2. Tag Local Coordinates (Object Space)

When estimating 3D pose, the tag is defined in a right-handed local coordinate system where the tag lies on the \(Z=0\) plane. This follows the modern OpenCV (4.6+) convention (ARUCO_CW_TOP_LEFT_CORNER).

For a tag of physical size \(s\) (e.g., in meters):

Origin (0,0,0): The Top-Left corner of the tag.
X-axis: Points to the right, along the top edge.
Y-axis: Points downward, along the left edge.
Z-axis: Points into the scene (away from the camera), established by the right-hand rule (\(X \times Y\)).

Corner Ordering

Detections return corners in clockwise order (when looking at the tag), matching the following object-space coordinates:

Index	Location	Object Space Coordinates \((X, Y, Z)\)
0	Top-Left	\((0, 0, 0)\)
1	Top-Right	\((s, 0, 0)\)
2	Bottom-Right	\((s, s, 0)\)
3	Bottom-Left	\((0, s, 0)\)

3. Tag Layout and Bit Order

Locus strictly adheres to modern OpenCV (cv2.aruco) conventions for dictionary layout, bit ordering, and canonical orientation.

Row-Major Bit Ordering

For all supported families (AprilTag 16h5, 36h11, ArUco 4x4, and ArUco 6x6), the binary payload is extracted in row-major order: - Bit 0: Top-left data cell. - Bit N-1: Bottom-right data cell.

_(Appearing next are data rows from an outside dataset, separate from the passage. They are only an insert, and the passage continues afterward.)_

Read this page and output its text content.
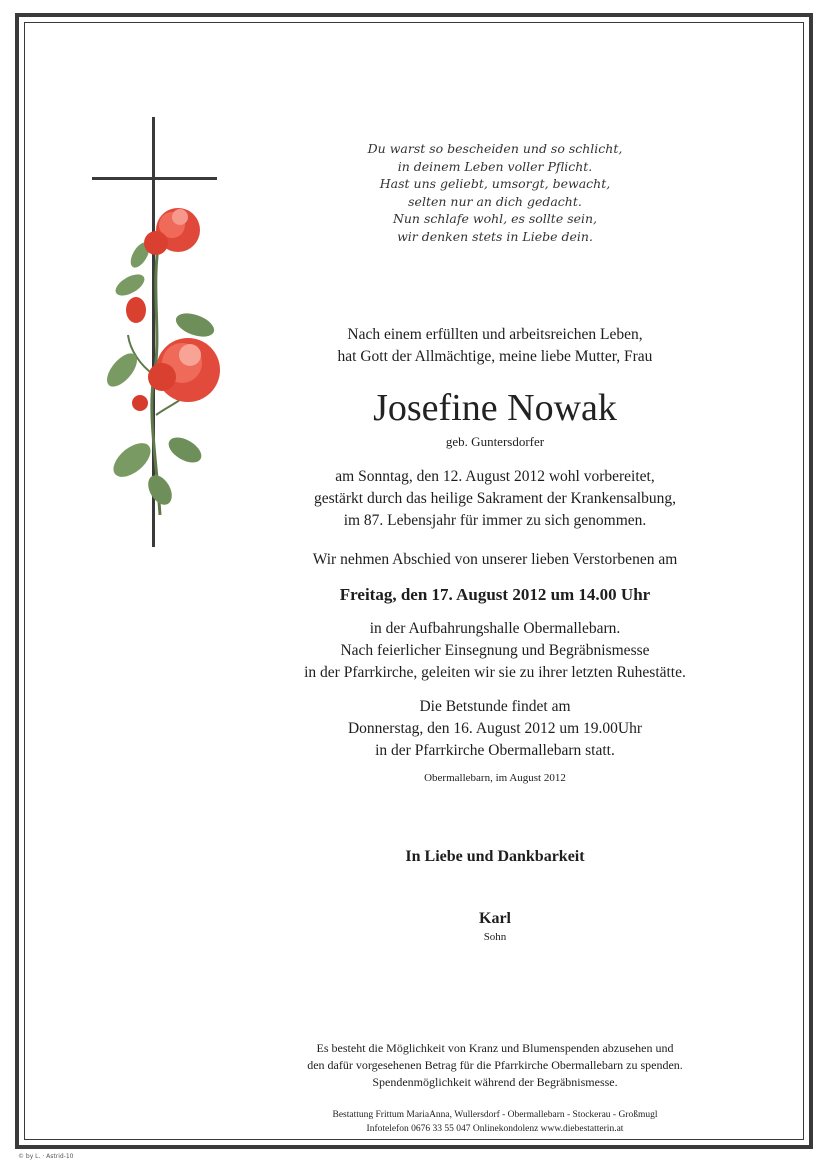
Du warst so bescheiden und so schlicht,
in deinem Leben voller Pflicht.
Hast uns geliebt, umsorgt, bewacht,
selten nur an dich gedacht.
Nun schlafe wohl, es sollte sein,
wir denken stets in Liebe dein.
Nach einem erfüllten und arbeitsreichen Leben,
hat Gott der Allmächtige, meine liebe Mutter, Frau
Josefine Nowak
geb. Guntersdorfer
am Sonntag, den 12. August 2012 wohl vorbereitet,
gestärkt durch das heilige Sakrament der Krankensalbung,
im 87. Lebensjahr für immer zu sich genommen.
Wir nehmen Abschied von unserer lieben Verstorbenen am
Freitag, den 17. August 2012 um 14.00 Uhr
in der Aufbahrungshalle Obermallebarn.
Nach feierlicher Einsegnung und Begräbnismesse
in der Pfarrkirche, geleiten wir sie zu ihrer letzten Ruhestätte.
Die Betstunde findet am
Donnerstag, den 16. August 2012 um 19.00Uhr
in der Pfarrkirche Obermallebarn statt.
Obermallebarn, im August 2012
In Liebe und Dankbarkeit
Karl
Sohn
Es besteht die Möglichkeit von Kranz und Blumenspenden abzusehen und
den dafür vorgesehenen Betrag für die Pfarrkirche Obermallebarn zu spenden.
Spendenmöglichkeit während der Begräbnismesse.
Bestattung Frittum MariaAnna, Wullersdorf - Obermallebarn - Stockerau - Großmugl
Infotelefon 0676 33 55 047 Onlinekondolenz www.diebestatterin.at
© by L. · Astrid-10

This matches the internal memory layout of OpenCV's bytesList.

Canonical Orientation (0 Degrees)

The 0-degree ("canonical") orientation of a tag is defined such that the bits are read from top-left to bottom-right without any rotation.

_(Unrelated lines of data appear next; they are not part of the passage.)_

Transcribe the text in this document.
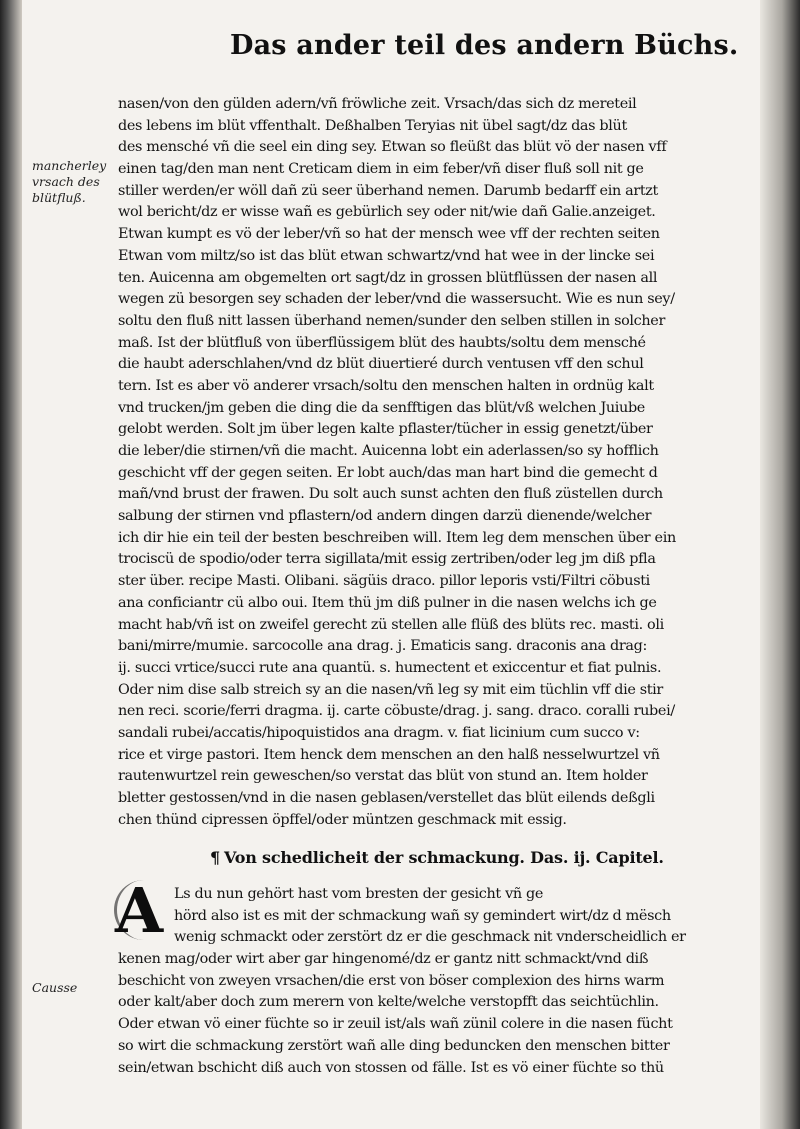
Das ander teil des andern Büchs.
mancherley vrsach des blütfluß.
Causse
nasen/von den gülden adern/vñ fröwliche zeit. Vrsach/das sich dz mereteil
des lebens im blüt vffenthalt. Deßhalben Teryias nit übel sagt/dz das blüt
des mensché vñ die seel ein ding sey. Etwan so fleüßt das blüt vö der nasen vff
einen tag/den man nent Creticam diem in eim feber/vñ diser fluß soll nit ge
stiller werden/er wöll dañ zü seer überhand nemen. Darumb bedarff ein artzt
wol bericht/dz er wisse wañ es gebürlich sey oder nit/wie dañ Galie.anzeiget.
Etwan kumpt es vö der leber/vñ so hat der mensch wee vff der rechten seiten
Etwan vom miltz/so ist das blüt etwan schwartz/vnd hat wee in der lincke sei
ten. Auicenna am obgemelten ort sagt/dz in grossen blütflüssen der nasen all
wegen zü besorgen sey schaden der leber/vnd die wassersucht. Wie es nun sey/
soltu den fluß nitt lassen überhand nemen/sunder den selben stillen in solcher
maß. Ist der blütfluß von überflüssigem blüt des haubts/soltu dem mensché
die haubt aderschlahen/vnd dz blüt diuertieré durch ventusen vff den schul
tern. Ist es aber vö anderer vrsach/soltu den menschen halten in ordnüg kalt
vnd trucken/jm geben die ding die da senfftigen das blüt/vß welchen Juiube
gelobt werden. Solt jm über legen kalte pflaster/tücher in essig genetzt/über
die leber/die stirnen/vñ die macht. Auicenna lobt ein aderlassen/so sy hofflich
geschicht vff der gegen seiten. Er lobt auch/das man hart bind die gemecht d
mañ/vnd brust der frawen. Du solt auch sunst achten den fluß züstellen durch
salbung der stirnen vnd pflastern/od andern dingen darzü dienende/welcher
ich dir hie ein teil der besten beschreiben will. Item leg dem menschen über ein
trociscü de spodio/oder terra sigillata/mit essig zertriben/oder leg jm diß pfla
ster über. recipe Masti. Olibani. sägüis draco. pillor leporis vsti/Filtri cöbusti
ana conficiantr cü albo oui. Item thü jm diß pulner in die nasen welchs ich ge
macht hab/vñ ist on zweifel gerecht zü stellen alle flüß des blüts rec. masti. oli
bani/mirre/mumie. sarcocolle ana drag. j. Ematicis sang. draconis ana drag:
ij. succi vrtice/succi rute ana quantü. s. humectent et exiccentur et fiat pulnis.
Oder nim dise salb streich sy an die nasen/vñ leg sy mit eim tüchlin vff die stir
nen reci. scorie/ferri dragma. ij. carte cöbuste/drag. j. sang. draco. coralli rubei/
sandali rubei/accatis/hipoquistidos ana dragm. v. fiat licinium cum succo v:
rice et virge pastori. Item henck dem menschen an den halß nesselwurtzel vñ
rautenwurtzel rein geweschen/so verstat das blüt von stund an. Item holder
bletter gestossen/vnd in die nasen geblasen/verstellet das blüt eilends deßgli
chen thünd cipressen öpffel/oder müntzen geschmack mit essig.
¶ Von schedlicheit der schmackung. Das. ij. Capitel.
A Ls du nun gehört hast vom bresten der gesicht vñ ge
hörd also ist es mit der schmackung wañ sy gemindert wirt/dz d mësch
wenig schmackt oder zerstört dz er die geschmack nit vnderscheidlich er
kenen mag/oder wirt aber gar hingenomé/dz er gantz nitt schmackt/vnd diß
beschicht von zweyen vrsachen/die erst von böser complexion des hirns warm
oder kalt/aber doch zum merern von kelte/welche verstopfft das seichtüchlin.
Oder etwan vö einer füchte so ir zeuil ist/als wañ zünil colere in die nasen fücht
so wirt die schmackung zerstört wañ alle ding beduncken den menschen bitter
sein/etwan bschicht diß auch von stossen od fälle. Ist es vö einer füchte so thü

!!! warning "Migration Warning: Orientation Shift" Users migrating from the legacy UMich C library or apriltag Python package should note that Locus's 0-degree orientation is shifted by 90 degrees clockwise relative to UMich. - UMich 0-deg: Origin at bottom-left (spiral bit order). - Locus/OpenCV 0-deg: Origin at top-left (row-major bit order).

If you are comparing pose outputs ($R, t$) against UMich-based ground truth, you may need to apply a 90-degree Z-axis rotation to the results.

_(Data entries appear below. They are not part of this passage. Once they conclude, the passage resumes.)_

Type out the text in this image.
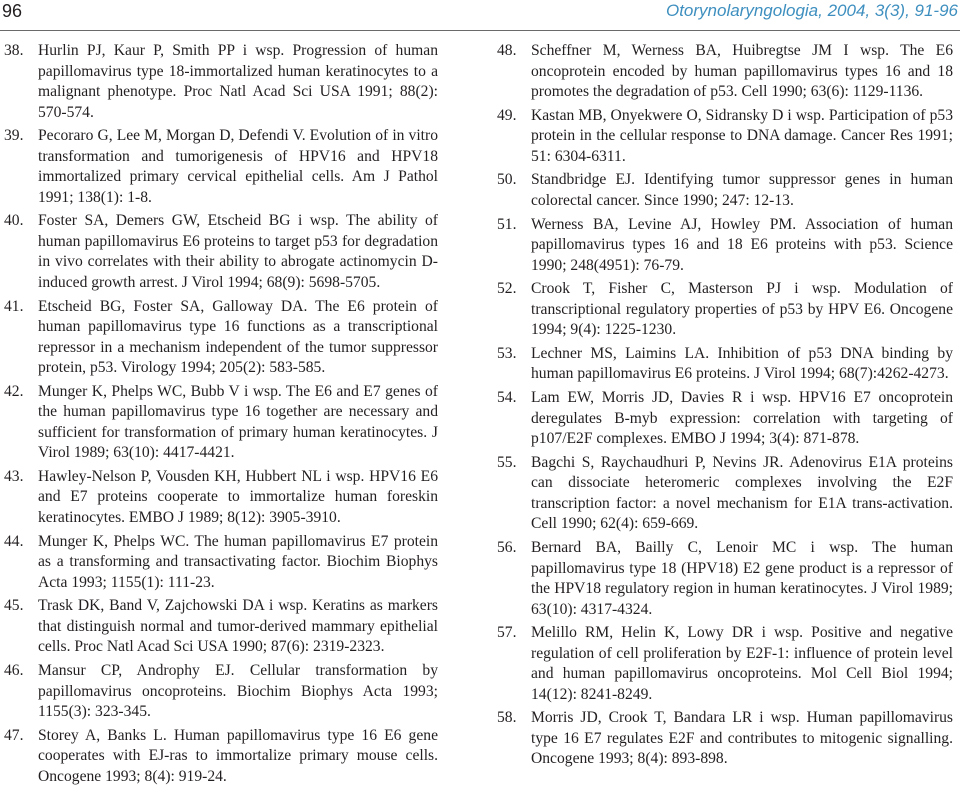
96	Otorynolaryngologia, 2004, 3(3), 91-96
38. Hurlin PJ, Kaur P, Smith PP i wsp. Progression of human papillomavirus type 18-immortalized human keratinocytes to a malignant phenotype. Proc Natl Acad Sci USA 1991; 88(2): 570-574.
39. Pecoraro G, Lee M, Morgan D, Defendi V. Evolution of in vitro transformation and tumorigenesis of HPV16 and HPV18 immortalized primary cervical epithelial cells. Am J Pathol 1991; 138(1): 1-8.
40. Foster SA, Demers GW, Etscheid BG i wsp. The ability of human papillomavirus E6 proteins to target p53 for degradation in vivo correlates with their ability to abrogate actinomycin D-induced growth arrest. J Virol 1994; 68(9): 5698-5705.
41. Etscheid BG, Foster SA, Galloway DA. The E6 protein of human papillomavirus type 16 functions as a transcriptional repressor in a mechanism independent of the tumor suppressor protein, p53. Virology 1994; 205(2): 583-585.
42. Munger K, Phelps WC, Bubb V i wsp. The E6 and E7 genes of the human papillomavirus type 16 together are necessary and sufficient for transformation of primary human keratinocytes. J Virol 1989; 63(10): 4417-4421.
43. Hawley-Nelson P, Vousden KH, Hubbert NL i wsp. HPV16 E6 and E7 proteins cooperate to immortalize human foreskin keratinocytes. EMBO J 1989; 8(12): 3905-3910.
44. Munger K, Phelps WC. The human papillomavirus E7 protein as a transforming and transactivating factor. Biochim Biophys Acta 1993; 1155(1): 111-23.
45. Trask DK, Band V, Zajchowski DA i wsp. Keratins as markers that distinguish normal and tumor-derived mammary epithelial cells. Proc Natl Acad Sci USA 1990; 87(6): 2319-2323.
46. Mansur CP, Androphy EJ. Cellular transformation by papillomavirus oncoproteins. Biochim Biophys Acta 1993; 1155(3): 323-345.
47. Storey A, Banks L. Human papillomavirus type 16 E6 gene cooperates with EJ-ras to immortalize primary mouse cells. Oncogene 1993; 8(4): 919-24.
48. Scheffner M, Werness BA, Huibregtse JM I wsp. The E6 oncoprotein encoded by human papillomavirus types 16 and 18 promotes the degradation of p53. Cell 1990; 63(6): 1129-1136.
49. Kastan MB, Onyekwere O, Sidransky D i wsp. Participation of p53 protein in the cellular response to DNA damage. Cancer Res 1991; 51: 6304-6311.
50. Standbridge EJ. Identifying tumor suppressor genes in human colorectal cancer. Since 1990; 247: 12-13.
51. Werness BA, Levine AJ, Howley PM. Association of human papillomavirus types 16 and 18 E6 proteins with p53. Science 1990; 248(4951): 76-79.
52. Crook T, Fisher C, Masterson PJ i wsp. Modulation of transcriptional regulatory properties of p53 by HPV E6. Oncogene 1994; 9(4): 1225-1230.
53. Lechner MS, Laimins LA. Inhibition of p53 DNA binding by human papillomavirus E6 proteins. J Virol 1994; 68(7):4262-4273.
54. Lam EW, Morris JD, Davies R i wsp. HPV16 E7 oncoprotein deregulates B-myb expression: correlation with targeting of p107/E2F complexes. EMBO J 1994; 3(4): 871-878.
55. Bagchi S, Raychaudhuri P, Nevins JR. Adenovirus E1A proteins can dissociate heteromeric complexes involving the E2F transcription factor: a novel mechanism for E1A trans-activation. Cell 1990; 62(4): 659-669.
56. Bernard BA, Bailly C, Lenoir MC i wsp. The human papillomavirus type 18 (HPV18) E2 gene product is a repressor of the HPV18 regulatory region in human keratinocytes. J Virol 1989; 63(10): 4317-4324.
57. Melillo RM, Helin K, Lowy DR i wsp. Positive and negative regulation of cell proliferation by E2F-1: influence of protein level and human papillomavirus oncoproteins. Mol Cell Biol 1994; 14(12): 8241-8249.
58. Morris JD, Crook T, Bandara LR i wsp. Human papillomavirus type 16 E7 regulates E2F and contributes to mitogenic signalling. Oncogene 1993; 8(4): 893-898.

4. 3D Camera Coordinate System

Locus utilizes a right-handed coordinate system for the camera, consistent with the standard pinhole camera model.

Origin: The optical center (focal point) of the camera.
Z-axis: Points forward along the optical axis (depth).
X-axis: Points to the right.
Y-axis: Points downwards.

Projection Model

A 3D point \(P = (X, Y, Z)\) in the camera frame is projected to image coordinates \((u, v)\) using the focal lengths \((f_x, f_y)\) and the principal point \((c_x, c_y)\):

\[ u = f_x \frac{X}{Z} + c_x, \quad v = f_y \frac{Y}{Z} + c_y \]

This model assumes a rectified image (zero distortion). If your camera has significant lens distortion, you should undistort the image or the corner points before passing them to the pose estimator.

5. Pose Representation

A pose \((R, t)\) returned by Locus transforms a point \(P_{object}\) from Tag Local Coordinates to Camera Coordinates \(P_{camera}\):

\[ P_{camera} = R \cdot P_{object} + t \]

\(R\): A \(3 \times 3\) rotation matrix.
\(t\): A \(3 \times 1\) translation vector (representing the tag's top-left corner in the camera frame).